Joint Observational Study (JOS)
STUDY CONCLUSIONS & RECOMMENDATIONS
The Joint Observational Study (JOS) was established to observe and document, over a period of three years, within the reach extending from Snell Lock to the middle of Lake St-Francis, the potential physical impacts arising from icebreaking activities in support of commercial navigation in the St. Lawrence Seaway. Specifically, the central questions to be studied were: “Do icebreaking activities and/or ship transits in ice conditions within the study area cause; 1) Shoreline ice scour and/or 2) Land-fast ice to break away from shore prematurely?
As the JOS study progressed, the Steering Committee discovered how this seemingly simple mandate, is in fact complex, especially the differentiation between natural versus anthropogenic ice-related shoreline impacts. Nevertheless, it is strongly believed that the highly cooperative atmosphere and the active participation by all study team members was a determining factor in the successful conclusion of the JOS study.
Based on the three years of general observations including two years with icebreaking operations, the following conclusions are directly pertinent to the central questions of the JOS study:
- Icebreaking operations are not required every year to open the Seaway. In fact, the icebreakers were only required during two of the three year study mandate.
- Small scale, shallow water shoreline impacts occur for natural ice break-ups and clear-outs as was observed in the third year of the mandate. This is the baseline against which evaluations of the shoreline impacts resulting from ice breaking/clearing operations must be compared.
- Ice-induced shoreline impacts, in comparison to the baseline for natural ice break-up and clear-out, were not observed for the two years of the study during which icebreakers wsere used to clear the Seaway. Furthermore, during the second year of the mandate, an analysis of the expected forces applied on the shoreline by the icebreaking operations indicated low contact pressures in relation to those at which ice failures tend to occur.

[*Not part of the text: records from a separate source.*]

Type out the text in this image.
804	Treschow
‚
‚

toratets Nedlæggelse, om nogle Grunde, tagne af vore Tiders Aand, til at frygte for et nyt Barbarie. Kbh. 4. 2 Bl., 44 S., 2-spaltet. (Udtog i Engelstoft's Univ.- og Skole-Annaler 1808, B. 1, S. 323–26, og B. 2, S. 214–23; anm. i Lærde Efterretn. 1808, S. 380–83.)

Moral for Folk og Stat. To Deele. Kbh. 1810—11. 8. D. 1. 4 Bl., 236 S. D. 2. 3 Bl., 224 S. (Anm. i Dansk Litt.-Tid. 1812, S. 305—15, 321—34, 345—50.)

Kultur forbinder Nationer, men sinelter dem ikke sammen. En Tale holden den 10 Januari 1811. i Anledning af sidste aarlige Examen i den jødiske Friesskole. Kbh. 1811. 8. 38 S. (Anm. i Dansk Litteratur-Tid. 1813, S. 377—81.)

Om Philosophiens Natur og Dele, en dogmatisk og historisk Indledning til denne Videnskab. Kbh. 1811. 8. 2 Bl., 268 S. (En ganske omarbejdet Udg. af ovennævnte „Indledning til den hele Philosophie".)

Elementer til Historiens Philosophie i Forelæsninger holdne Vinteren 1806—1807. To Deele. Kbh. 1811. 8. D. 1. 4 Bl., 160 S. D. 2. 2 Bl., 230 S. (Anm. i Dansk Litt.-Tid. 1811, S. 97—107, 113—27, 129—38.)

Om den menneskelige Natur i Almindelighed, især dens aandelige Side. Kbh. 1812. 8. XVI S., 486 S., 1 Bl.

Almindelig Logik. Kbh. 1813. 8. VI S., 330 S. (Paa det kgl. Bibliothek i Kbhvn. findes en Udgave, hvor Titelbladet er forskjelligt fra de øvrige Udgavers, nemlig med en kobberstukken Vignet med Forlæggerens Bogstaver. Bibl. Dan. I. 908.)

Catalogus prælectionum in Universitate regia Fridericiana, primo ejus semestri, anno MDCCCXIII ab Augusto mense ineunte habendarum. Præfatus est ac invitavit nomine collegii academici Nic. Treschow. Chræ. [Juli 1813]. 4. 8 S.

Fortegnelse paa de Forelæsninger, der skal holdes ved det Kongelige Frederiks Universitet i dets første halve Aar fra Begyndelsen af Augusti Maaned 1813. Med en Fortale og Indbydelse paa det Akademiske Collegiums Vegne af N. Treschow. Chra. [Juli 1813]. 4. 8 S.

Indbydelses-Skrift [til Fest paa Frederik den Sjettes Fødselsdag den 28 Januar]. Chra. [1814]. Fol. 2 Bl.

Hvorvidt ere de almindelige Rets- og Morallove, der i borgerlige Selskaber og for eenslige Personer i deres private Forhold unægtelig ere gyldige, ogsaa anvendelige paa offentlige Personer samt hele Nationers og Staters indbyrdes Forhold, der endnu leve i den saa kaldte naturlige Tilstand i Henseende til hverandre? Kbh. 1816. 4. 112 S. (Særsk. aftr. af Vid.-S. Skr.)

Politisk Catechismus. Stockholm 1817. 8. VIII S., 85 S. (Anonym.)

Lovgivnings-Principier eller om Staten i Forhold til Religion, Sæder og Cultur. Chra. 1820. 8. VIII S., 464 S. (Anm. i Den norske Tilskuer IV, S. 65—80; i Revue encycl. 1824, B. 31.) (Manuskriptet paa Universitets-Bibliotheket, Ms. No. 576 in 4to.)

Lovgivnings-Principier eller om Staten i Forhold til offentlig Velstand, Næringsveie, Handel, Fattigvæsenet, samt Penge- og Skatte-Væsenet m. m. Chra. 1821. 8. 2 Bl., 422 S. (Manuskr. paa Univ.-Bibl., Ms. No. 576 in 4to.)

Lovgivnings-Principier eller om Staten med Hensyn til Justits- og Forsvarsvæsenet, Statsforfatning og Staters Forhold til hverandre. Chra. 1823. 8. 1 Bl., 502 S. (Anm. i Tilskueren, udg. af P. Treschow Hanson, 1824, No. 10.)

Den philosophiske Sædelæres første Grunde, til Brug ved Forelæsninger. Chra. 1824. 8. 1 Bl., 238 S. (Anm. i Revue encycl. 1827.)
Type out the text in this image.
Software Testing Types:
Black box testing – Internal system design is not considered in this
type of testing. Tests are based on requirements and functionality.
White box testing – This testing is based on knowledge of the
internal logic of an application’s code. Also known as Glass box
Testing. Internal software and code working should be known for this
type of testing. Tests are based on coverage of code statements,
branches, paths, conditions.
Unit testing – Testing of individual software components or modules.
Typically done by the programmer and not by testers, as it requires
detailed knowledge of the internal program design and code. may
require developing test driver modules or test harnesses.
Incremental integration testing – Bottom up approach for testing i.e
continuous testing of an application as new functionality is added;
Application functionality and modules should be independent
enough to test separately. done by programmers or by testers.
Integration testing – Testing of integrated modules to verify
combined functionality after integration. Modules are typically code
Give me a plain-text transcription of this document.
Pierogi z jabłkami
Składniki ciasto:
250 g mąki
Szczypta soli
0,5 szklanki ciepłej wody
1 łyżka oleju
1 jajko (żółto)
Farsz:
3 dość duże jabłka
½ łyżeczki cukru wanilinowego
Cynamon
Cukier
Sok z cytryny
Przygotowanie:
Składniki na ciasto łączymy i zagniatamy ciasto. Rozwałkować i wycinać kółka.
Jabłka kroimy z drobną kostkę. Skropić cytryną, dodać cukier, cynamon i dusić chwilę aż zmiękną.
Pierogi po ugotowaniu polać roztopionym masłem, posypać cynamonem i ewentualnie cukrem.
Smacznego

Furthermore, the calculations showed that the icebreaking forces transmitted to the shoreline, under similar operations and observed ice conditions, were significantly less than those expected to be produced under high wind conditions.
- The Freezing Degree Days (FDDs) method is not reliable as a standalone index to characterize the state of the ice cover or, to gauge the potential severity of shoreline impacts. Other important factors such as water levels and flows, air and ice temperatures as well as ice thickness must be considered.
- No shoreline physical impacts were reported by any landowners along the shoreline being studied during the three year study.
Based on the study team’s experience and findings, the following set of recommendations was developed:
- An inclusive process should continue to be used when setting the Seaway Opening Date, during which all stakeholders are consulted.
- The current ice breaking operations should continue using the same diligence as was observed during the two years ice breakers were used.
- The Freezing Degree Days (FDDs) index method should be augmented with other sources of information such as RADARSAT imagery, photographs from aerial fly-overs, water levels and flows and, ice thickness and temperature profiles in order to obtain a more comprehensive assessment of the local ice conditions. The data should continue to be collected in an effort to build local knowledge that would assist in identifying extreme conditions.
- Efforts should be maintained in synthesizing these data with the aim of producing simple guidelines, so as to minimize the data collection that would be required in future years.